吟遊詩人、イワタ・コウ
酒場の入り口に現れた一人の男。
長身で脇に楽器を抱えている。
漆黒の長髪が顔を隠しているが、尖った耳が付き出ている。
前世では岩田鋼と呼ばれた。
今はコウと名乗っている男。
酒場の主人は、現れたコウをチラッと見ると呟いた。
「ふん。エルフの流れ者か、、、、」
外では雨が降り、服はずぶ濡れだが、楽器ケースは防水だ。
「おい。コートは脱いで暖炉の前にかけとけ。他の客にもそうして貰ってる。」
声をかけられたコウは、暖炉の前に移動してあるコート掛けに外衣を引っ掛けた。
他の客達はいかつい筋肉逞しい男ばかり。
大体が冒険者や木こりだ。
酔っ払っている。
「おいぃ!おめぇ、木こりをバカにしやがったな!そこのあったけぇ暖炉にくべてある木は、俺達が伐ってきてんだぞ!」
「あぁ!?木こり風情が!捻り潰してやる、、、熊でも倒す俺の力を見せ付けてやるってんだ!!」
急にエールをビチャビチャこぼしながらテーブルで腕相撲と賭博が行われた。
酒場の主人はジッと黙り込んだコウを見遣る。
コウは暖炉の火をずっと眺めたままだ。
「おめぇさん、賭けにまざんねぇのか??」
コウは、なんとか喋った。
「金、、、無い、、、」
主人は溜息を付く。
長旅のエルフは無一文。
デカい荷物を担いで。
「おめぇさん、それなんだ?」
主人が指差した物が何なのか。
「楽器、、、、」
コウはケースを開いて見せた。
中に入っていたのはクラシックギターだ。
「へぇ、、、リュートか、、いや?違うな、、でも、、似た様なもんか。おめぇさん、吟遊詩人なんだな、、、」
こんな場末の酒場に、楽器だけ持って歩く人族は吟遊詩人だけだ。
エルフの吟遊詩人とは珍しい。
「・・・・」
静かな奴だ。
酒場の主人はそう思った。
自信たっぷりの吟遊詩人は散々見てきた。
どいつもこいつも、派手な衣装を着て、飽きのくる媚び諂った曲ばかり歌い、小銭を掠め取る。
客とのトラブルもしょっちゅうだ。
しかし、目の前の人物からは華々しい雰囲気は無いし、地味だ。
顔は長髪のせいで良く分からない。
「・・・・」
「なぁ、おめぇさん、なんか一曲頼めねぇか?あいつらの汗臭いコートと湿気が混ざった匂いで気分が良くねぇ。」
コウは無言のまま、ギターを取り出し、ポロポロと爪弾き始める。
『道は長く、、時は短か過ぎた、、この小さな歩幅では終わりは見えぬか。
生茂る木、立ち込める石の香り、なんと不思議な世界だろうか?』
ほろ酔いの客がコウの奏でる音色で陽気になってきた。
『甘く薫るバラに何を隠す、無垢な紅色はまるで私の血潮。
勝利への渇き、愛への渇き、この地への愛は、いずれ私を包む。
見えぬ強い慟哭を乗せ、今ゆかん竜の飛ぶ彼方へ。。。』
さっきまで腕相撲をしていた男達は、今はもう、酒を飲みながらコウの弾き語るバラードに耳を傾けていた。
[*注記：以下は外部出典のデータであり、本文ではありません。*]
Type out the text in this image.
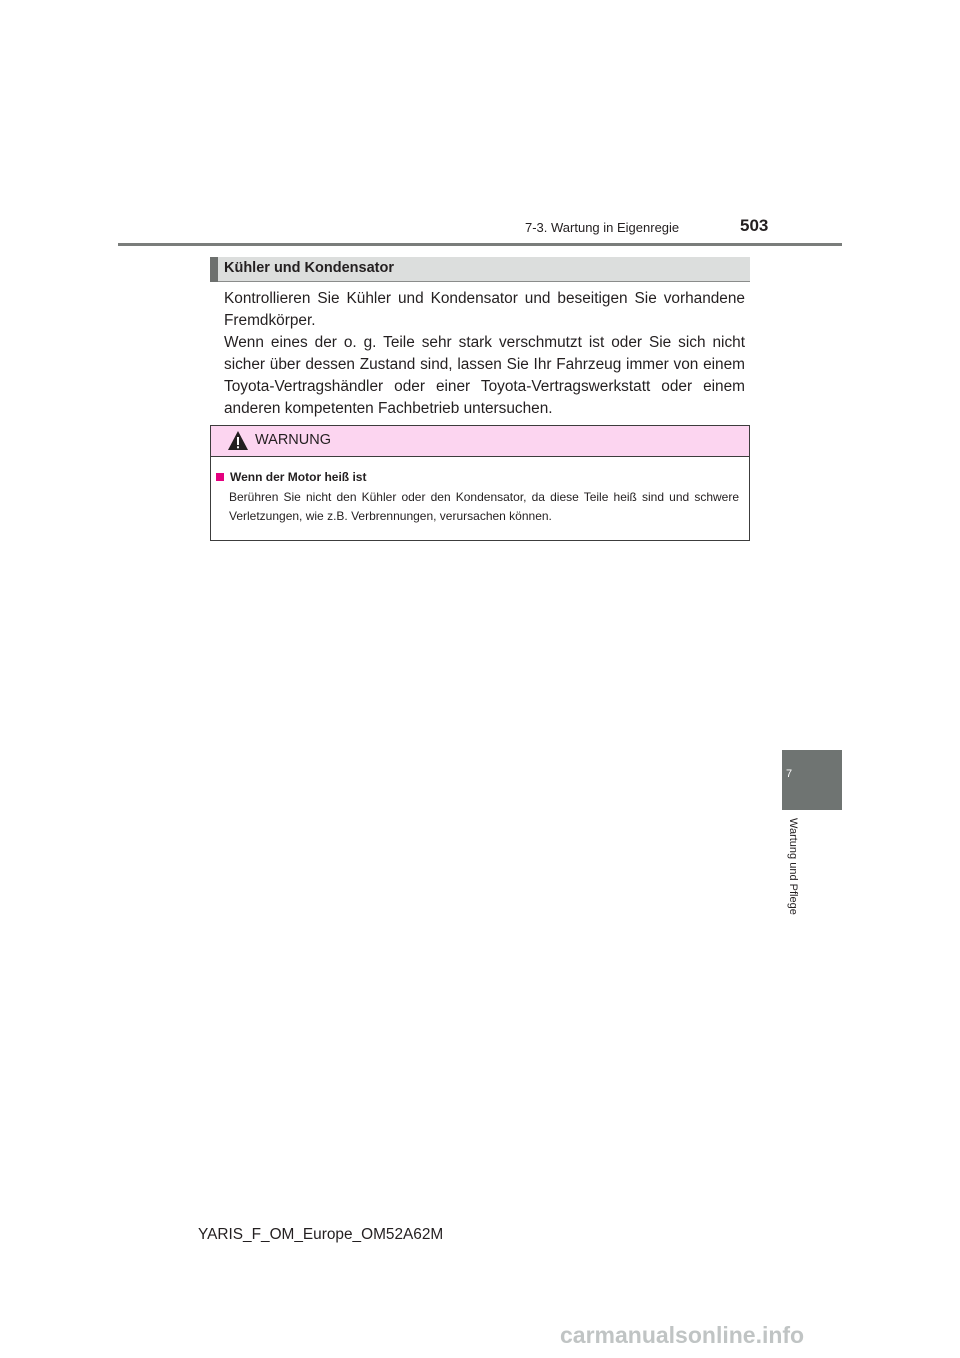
7-3. Wartung in Eigenregie	503
Kühler und Kondensator

Kontrollieren Sie Kühler und Kondensator und beseitigen Sie vorhandene Fremdkörper.

Wenn eines der o. g. Teile sehr stark verschmutzt ist oder Sie sich nicht sicher über dessen Zustand sind, lassen Sie Ihr Fahrzeug immer von einem Toyota-Vertragshändler oder einer Toyota-Vertragswerkstatt oder einem anderen kompetenten Fachbetrieb untersuchen.

WARNUNG
Wenn der Motor heiß ist
Berühren Sie nicht den Kühler oder den Kondensator, da diese Teile heiß sind und schwere Verletzungen, wie z.B. Verbrennungen, verursachen können.
7
Wartung und Pflege
YARIS_F_OM_Europe_OM52A62M
carmanualsonline.info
「なぁ、兄ちゃん!今のはなんて曲だい?すげぇ良かったぜ!正に冒険者の歌だな!」
コウは曲名だけ言った。
「『竜の飛ぶ彼方へ』、、、」
酒場の主人も肯く。
「良い滲み入る唄だったぜ、、、なるほどなぁ。。。愛する女と故郷を置いて、ドラゴンを倒しに行く青年の物語か、、、」
男達はワイワイ騒ぎ始めた。
「熊なんか倒してないで、俺達はドラゴンを目指そうぜ!」
「何言ってんだ若造!おめぇ、さっき俺に腕相撲で負けてたじゃねぇか!?」
「へっ!忘れたなぁ!」
「兄ちゃん!もっかい、さっきの『竜の飛ぶ彼方へ』を頼むわ。」
コウは再び曲を奏でた。
こうして彼は日銭を稼ぐ。
メタルウォーリアーへの果てしない冒険は始まったばかりだ。